Si ritiene che l'Epinefrina aumenti la pressione di perfusione coronarica, diminuendo il flusso di sangue a tutti gli altri organi, causando, pertanto, disfunzione miocardica, problemi di microcircolazione cerebrale e insorgenza di aritmie ventricolari dopo la rianimazione.

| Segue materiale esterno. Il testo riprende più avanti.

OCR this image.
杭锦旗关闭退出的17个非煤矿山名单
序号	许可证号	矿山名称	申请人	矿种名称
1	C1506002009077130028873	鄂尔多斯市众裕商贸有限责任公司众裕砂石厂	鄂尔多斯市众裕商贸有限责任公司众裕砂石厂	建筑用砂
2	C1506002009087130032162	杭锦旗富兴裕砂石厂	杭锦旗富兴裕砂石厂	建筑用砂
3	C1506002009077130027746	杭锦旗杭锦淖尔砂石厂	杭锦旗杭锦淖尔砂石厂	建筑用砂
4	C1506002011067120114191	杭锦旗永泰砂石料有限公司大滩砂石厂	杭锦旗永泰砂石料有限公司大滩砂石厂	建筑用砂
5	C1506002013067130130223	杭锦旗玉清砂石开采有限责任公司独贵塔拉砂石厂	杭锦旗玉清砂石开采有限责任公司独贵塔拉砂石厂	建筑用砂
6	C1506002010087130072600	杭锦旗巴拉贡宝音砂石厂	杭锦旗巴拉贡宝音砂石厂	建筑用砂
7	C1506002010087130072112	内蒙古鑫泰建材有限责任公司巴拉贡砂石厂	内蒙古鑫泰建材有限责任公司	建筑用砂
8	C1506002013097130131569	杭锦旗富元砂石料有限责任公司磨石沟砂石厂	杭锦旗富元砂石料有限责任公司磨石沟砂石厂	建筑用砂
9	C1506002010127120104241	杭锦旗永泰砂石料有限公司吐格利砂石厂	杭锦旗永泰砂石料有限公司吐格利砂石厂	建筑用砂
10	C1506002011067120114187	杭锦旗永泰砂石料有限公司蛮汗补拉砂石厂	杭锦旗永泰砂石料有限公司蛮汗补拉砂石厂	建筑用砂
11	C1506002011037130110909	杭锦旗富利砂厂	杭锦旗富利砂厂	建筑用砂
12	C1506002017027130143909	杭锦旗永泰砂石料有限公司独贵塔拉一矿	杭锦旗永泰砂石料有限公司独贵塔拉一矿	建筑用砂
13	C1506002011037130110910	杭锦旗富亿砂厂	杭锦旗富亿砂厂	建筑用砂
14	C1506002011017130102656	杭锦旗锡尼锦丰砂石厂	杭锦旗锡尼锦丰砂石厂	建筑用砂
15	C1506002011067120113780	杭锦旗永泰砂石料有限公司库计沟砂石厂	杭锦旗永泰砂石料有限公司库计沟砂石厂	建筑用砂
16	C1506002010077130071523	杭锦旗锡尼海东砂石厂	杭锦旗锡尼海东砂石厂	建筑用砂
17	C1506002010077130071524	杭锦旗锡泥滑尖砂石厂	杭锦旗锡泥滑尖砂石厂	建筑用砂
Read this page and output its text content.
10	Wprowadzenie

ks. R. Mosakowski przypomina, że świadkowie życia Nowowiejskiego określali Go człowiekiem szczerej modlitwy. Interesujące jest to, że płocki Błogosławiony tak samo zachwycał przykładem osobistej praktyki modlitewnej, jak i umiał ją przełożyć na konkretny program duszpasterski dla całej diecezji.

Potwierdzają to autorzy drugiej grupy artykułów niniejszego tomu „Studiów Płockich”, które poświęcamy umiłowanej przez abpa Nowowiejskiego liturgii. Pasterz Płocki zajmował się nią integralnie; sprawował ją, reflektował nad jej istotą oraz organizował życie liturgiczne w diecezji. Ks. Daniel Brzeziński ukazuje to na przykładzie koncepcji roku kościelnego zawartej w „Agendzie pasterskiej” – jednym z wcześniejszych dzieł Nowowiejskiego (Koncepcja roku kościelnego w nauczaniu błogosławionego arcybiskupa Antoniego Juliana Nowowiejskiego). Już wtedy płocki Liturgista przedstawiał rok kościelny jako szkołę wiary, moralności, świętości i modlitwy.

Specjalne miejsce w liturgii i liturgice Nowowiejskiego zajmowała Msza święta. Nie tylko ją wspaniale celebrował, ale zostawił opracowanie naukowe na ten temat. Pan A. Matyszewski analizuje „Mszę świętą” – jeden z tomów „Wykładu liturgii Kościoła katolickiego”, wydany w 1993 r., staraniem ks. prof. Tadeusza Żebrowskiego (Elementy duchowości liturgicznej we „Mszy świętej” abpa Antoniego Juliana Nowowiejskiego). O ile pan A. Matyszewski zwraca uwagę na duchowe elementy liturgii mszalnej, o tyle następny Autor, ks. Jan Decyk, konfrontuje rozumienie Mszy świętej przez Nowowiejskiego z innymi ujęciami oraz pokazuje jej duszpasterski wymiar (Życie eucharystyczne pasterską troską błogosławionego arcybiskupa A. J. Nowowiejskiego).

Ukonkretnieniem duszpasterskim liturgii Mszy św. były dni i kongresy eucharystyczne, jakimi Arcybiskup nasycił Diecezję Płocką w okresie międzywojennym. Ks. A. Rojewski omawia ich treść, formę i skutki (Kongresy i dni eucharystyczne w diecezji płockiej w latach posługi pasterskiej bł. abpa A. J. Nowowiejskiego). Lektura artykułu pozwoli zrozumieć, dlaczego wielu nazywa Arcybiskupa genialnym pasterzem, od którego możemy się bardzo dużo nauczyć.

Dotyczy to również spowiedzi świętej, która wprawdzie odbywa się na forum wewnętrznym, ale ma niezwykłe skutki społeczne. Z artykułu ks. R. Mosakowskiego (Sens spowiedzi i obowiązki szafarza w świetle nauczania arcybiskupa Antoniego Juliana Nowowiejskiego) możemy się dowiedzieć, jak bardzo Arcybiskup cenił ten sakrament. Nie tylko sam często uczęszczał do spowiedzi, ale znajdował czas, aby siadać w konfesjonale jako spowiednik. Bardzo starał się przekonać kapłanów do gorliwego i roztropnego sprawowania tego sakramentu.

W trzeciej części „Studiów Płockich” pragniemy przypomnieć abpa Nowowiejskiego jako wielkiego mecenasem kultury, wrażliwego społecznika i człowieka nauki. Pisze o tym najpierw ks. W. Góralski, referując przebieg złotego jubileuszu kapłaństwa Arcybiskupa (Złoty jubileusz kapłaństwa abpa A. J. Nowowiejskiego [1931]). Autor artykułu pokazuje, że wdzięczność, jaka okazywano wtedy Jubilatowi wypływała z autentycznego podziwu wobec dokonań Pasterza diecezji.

Lo studio giapponese ha preso in esame più di 417.000 casi di arresto cardiaco extraospedaliero; il numero di pazienti trattati con Epinefrina prima dell'arrivo in ospedale era di 190 nel 2005, ed è aumentato a 8.124 nel 2008.
Dopo l’analisi di propensione, l'Epinefrina ha mantenuto un vantaggio, rispetto al non-trattamento, riguardo al ripristino della circolazione spontanea prima dell'arrivo in ospedale ( 18.3% versus 10.5%; P inferiore a 0.001 ).
L’odds ratio ( OR ) è stato 2.51 volte più alto con l’Epinefrina ( p inferiore a 0.001 ).
I tassi grezzi di sopravvivenza sono stati pari a 5.4% contro il 4.7% senza somministrazione preospedaliera di Epinefrina ( OR=0.46 ).
I tassi corrispondenti all’analisi di propensione sono stati del 5.1% contro il 7% ( OR=0.54; P inferiore a 0.001 ).
La sopravvivenza con una buona o moderata performance cerebrale, determinata alla scala Cerebral Performance Category ( CPC ) [ punteggio 1 o 2 ], è stata dell’1.3% dei pazienti trattati con Epinefrina, contro il 3.1% dei pazienti senza trattamento preospedaliero di Epinefrina in base all’analisi di propensione ( OR=0.21; P inferiore a 0.001 ).
La sopravvivenza con nessuna, lieve o moderata disabilità neurologica, determinata da un punteggio complessivo alla scala Overall Performance Category ( OPC ) di 1 o 2, allo stesso modo, non ha fornito elementi favorevoli all'utilizzo extraospedaliero di Epinefrina.
I tassi di propensione erano ancora 1.3% con Epinefrina versus 3.1% senza il farmaco ( OR=0.23; P inferiore a 0.001 ).
Un importante fattore di confondimento potrebbe essere stato il trattamento con Epinefrina dopo l'arrivo in ospedale, ma un'analisi di sensibilità che ha interessato solo i pazienti che avevano avuto ripristino della circolazione spontanea prima dell'arrivo in ospedale, e che quindi non avrebbero avuto un'indicazione per l’Epinefrina in ambiente ospedaliero, ha mostrato per l’Epinefrina preospedaliera gli stessi svantaggi sulla sopravvivenza e sulla disabilità. ( Xagena2012 )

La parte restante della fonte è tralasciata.